Venue: Rajarshi Bhattacharyya Memorial Lecture Hall, Chemical Sciences Building
Abstract:
Single-molecule junctions represent the ultimate limit of electronic miniaturization, where charge transport occurs through an individual molecule which is chemically or physically connected between two electrodes. After Aviram and Ratner had proposed the seminal theoretical framework , molecular junctions have served as a platform to explore fundamental charge transport mechanisms governed by molecular electronic structure and electrode–molecule coupling. Advance experimental techniques such as mechanically controllable break junctions (MCBJ) and scanning tunnelling microscopy (STM), together with theoretical formalisms based on Landauer transport and non-equilibrium Green’s functions, have enabled reliable measurement and modelling of conductance at the single-molecule level.
A central and defining feature of charge transport in single-molecule junctions is quantum interference (QI), which arises from the wave nature of electrons which are travelling through multiple molecular pathways. Constructive and destructive nature of interference, dictated by molecular topology, symmetry, and connectivity to electrodes, can strongly enhance or suppress conductance without altering molecular length or composition. Destructive quantum interference has been experimentally observed in cross-conjugated systems, meta-connected aromatic molecules, and σ–π coupled frameworks, leading to reduction in conductance. Conversely, molecular designs that promote constructive interference enable higher conductance and improved transport efficiency.
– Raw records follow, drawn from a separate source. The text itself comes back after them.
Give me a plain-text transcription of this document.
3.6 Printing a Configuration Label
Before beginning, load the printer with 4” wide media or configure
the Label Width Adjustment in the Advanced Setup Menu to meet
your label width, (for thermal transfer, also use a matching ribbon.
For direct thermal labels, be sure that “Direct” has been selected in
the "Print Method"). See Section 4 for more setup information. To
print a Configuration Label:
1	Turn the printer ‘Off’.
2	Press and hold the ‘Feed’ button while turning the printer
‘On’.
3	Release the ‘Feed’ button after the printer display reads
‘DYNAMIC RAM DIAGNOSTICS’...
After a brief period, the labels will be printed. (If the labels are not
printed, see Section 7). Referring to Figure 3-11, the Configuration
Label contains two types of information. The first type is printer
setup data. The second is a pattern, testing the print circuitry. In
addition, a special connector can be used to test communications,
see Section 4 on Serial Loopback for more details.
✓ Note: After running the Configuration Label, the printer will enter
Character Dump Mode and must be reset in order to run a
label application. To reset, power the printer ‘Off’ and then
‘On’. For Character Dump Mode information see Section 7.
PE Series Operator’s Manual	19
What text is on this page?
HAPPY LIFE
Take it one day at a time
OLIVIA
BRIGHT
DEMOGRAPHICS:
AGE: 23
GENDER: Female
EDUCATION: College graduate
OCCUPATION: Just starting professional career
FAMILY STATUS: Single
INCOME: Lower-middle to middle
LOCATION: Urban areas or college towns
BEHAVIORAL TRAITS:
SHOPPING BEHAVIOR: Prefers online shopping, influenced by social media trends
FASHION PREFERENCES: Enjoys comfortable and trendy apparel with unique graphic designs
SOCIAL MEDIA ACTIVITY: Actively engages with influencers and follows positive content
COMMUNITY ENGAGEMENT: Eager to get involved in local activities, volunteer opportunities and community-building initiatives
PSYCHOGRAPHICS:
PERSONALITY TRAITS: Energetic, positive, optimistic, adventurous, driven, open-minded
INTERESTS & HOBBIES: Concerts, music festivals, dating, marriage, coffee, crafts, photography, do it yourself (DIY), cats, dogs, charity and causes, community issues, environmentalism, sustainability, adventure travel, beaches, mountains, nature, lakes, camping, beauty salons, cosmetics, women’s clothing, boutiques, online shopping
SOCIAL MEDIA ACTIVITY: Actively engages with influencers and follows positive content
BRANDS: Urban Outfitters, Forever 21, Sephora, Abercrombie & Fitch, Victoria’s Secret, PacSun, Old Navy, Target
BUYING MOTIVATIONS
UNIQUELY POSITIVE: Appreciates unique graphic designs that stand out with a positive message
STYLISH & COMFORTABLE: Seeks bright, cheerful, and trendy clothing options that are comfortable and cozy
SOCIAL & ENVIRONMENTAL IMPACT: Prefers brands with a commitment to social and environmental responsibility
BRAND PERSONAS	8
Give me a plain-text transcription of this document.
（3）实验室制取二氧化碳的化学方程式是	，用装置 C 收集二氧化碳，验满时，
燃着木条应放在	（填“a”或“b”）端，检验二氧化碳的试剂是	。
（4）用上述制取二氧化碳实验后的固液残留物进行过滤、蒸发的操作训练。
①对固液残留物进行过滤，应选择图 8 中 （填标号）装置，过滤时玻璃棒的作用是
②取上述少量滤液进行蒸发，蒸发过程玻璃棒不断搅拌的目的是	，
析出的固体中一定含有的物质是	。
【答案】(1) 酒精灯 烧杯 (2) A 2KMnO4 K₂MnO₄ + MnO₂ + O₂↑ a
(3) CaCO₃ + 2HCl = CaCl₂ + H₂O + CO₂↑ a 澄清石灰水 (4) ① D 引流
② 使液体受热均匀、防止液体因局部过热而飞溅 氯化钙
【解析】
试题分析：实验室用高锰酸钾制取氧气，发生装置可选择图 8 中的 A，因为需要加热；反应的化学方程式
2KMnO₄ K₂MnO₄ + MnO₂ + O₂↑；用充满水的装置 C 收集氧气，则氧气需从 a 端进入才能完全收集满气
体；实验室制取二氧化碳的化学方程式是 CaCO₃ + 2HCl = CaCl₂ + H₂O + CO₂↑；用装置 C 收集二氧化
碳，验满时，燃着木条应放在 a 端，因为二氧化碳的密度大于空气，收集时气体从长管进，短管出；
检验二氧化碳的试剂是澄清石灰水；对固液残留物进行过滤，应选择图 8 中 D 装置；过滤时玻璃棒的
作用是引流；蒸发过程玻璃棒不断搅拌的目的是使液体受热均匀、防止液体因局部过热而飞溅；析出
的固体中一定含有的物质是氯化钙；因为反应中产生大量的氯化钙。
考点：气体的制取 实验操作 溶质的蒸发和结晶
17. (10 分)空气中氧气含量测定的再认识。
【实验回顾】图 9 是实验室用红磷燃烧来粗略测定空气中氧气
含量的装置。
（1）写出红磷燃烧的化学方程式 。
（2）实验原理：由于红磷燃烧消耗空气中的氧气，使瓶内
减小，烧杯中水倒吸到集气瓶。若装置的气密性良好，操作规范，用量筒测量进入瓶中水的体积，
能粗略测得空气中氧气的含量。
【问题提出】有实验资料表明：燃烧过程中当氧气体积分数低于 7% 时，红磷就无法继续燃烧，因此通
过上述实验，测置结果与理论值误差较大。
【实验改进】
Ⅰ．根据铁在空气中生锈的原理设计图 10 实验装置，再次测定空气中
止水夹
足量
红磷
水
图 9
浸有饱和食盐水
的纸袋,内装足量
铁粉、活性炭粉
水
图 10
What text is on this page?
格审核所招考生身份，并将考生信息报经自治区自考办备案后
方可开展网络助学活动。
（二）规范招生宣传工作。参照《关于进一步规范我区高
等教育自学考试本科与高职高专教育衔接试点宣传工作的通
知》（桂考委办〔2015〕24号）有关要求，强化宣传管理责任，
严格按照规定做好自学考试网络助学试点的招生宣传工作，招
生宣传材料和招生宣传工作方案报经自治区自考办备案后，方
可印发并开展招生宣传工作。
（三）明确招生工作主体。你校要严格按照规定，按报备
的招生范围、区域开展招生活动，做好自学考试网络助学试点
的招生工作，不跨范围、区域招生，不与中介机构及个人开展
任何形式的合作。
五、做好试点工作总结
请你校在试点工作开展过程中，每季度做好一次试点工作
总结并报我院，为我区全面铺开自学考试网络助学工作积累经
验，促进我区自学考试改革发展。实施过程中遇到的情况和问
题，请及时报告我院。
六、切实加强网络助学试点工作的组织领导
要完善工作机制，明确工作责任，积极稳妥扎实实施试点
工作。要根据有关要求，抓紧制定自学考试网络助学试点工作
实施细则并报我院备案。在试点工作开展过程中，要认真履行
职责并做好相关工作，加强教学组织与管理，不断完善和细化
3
Recent research has expanded QI concepts beyond coherent charge transport to include the influence of vibronic coupling, electrochemical gating, and many-body interactions, revealing pathways to dynamically modulate interference effects by means of molecular topology. Quantum interference has also emerged as a key design principle for functional molecular devices, including high-performance thermoelectrics, molecular switches, and logic elements. quantum interference continues to be a cornerstone of modern single-molecule transport research by enabling precise control over electron flow through chemical structure alone, directly extending and enriching the foundational vision laid out by Ratner.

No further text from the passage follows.